FARGO - Sen. Ray Holmberg smiles when he sees letters to the editor complaining about idiotic bills that are introduced in the North Dakota Legislature.

"Often it's a fellow citizen that has asked a legislator to put in the bill," said Holmberg, R-Grand Forks.

With North Dakota's open government, the general feeling is that people's ideas deserve to get introduced, even if they may garner little support, Holmberg said.

"Overall, the attitude is citizens have a right to have their voices heard and have an up or down vote," he said.

In Cass County, legislators sponsored from as few as five to as many as 64 bills this session.

But that's just a snapshot of how active the lawmakers are.

Some legislators also are working on bills that came out of their interim committees, such as Sen. Tony Grindberg, R-Fargo, who is supporting the "Opportunity Bill" that would give tuition grants to high-achieving North Dakota students.

In other cases, legislators may support a bill but ask someone else to be the primary sponsor because they already submitted their maximum number of bills, said Sen. Tim Mathern, D-Fargo.

"It isn't always just what you see on the record," said Mathern, who is the prime sponsor of eight bills this session. "There's other things going on that really reflect the work of legislators."

Rep. Kathy Hawken, R-Fargo, is one of Cass County legislators to be the primary sponsor of no more than one bill this session.

But she's a co-sponsor of 25 bills and resolutions.

Hawken, a member of the House Appropriations Committee, she said she avoids being the prime sponsor on too many bills because she'd have to leave the committee hearings to testify. But as a co-sponsor, she can support other bills without necessarily being there for the testimony.

Sen. Judy Lee, R-West Fargo, has her name on more legislation this session than any other Cass County legislator.

She is the primary sponsor of 25 bills and resolutions and co-sponsor of 39.
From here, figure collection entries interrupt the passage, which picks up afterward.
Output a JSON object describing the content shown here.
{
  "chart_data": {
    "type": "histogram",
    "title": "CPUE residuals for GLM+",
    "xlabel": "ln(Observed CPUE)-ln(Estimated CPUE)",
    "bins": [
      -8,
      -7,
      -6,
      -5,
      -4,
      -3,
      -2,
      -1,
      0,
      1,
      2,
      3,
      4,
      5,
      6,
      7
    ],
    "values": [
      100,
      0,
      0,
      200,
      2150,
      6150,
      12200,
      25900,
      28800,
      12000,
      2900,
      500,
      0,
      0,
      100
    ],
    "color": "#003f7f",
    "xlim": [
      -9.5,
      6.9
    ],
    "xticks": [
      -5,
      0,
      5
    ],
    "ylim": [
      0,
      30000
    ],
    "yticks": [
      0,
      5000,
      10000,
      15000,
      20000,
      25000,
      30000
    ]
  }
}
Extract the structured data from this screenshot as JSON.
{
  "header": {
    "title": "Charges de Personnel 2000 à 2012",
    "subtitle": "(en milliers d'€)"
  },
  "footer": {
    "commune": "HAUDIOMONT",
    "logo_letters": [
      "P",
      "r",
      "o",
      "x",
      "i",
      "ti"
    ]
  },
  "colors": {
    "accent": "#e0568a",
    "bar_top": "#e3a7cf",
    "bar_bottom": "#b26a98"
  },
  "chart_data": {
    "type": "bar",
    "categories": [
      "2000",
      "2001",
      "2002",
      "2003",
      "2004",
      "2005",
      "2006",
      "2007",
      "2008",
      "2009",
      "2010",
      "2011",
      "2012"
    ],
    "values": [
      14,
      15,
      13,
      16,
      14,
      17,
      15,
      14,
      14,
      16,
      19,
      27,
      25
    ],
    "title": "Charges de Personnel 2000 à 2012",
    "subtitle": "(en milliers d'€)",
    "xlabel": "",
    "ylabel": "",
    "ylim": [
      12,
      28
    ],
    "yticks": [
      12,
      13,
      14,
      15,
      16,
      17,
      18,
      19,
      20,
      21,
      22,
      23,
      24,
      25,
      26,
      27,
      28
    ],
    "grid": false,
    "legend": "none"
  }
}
Lee said she ended up with more bills than she wanted, and turned down some requests because she knew she couldn't follow through with all of them.

Rep. Duane DeKrey, R-Pettibone, is a sponsor of 74 bills this session, more than any other lawmaker.

DeKrey said he doesn't worry about having his name on a bill that may garner little support because he believes in the process.

"There are people who just really have an aversion to having their name on any bill because they feel if it doesn't work out it might reflect badly on them," DeKrey said.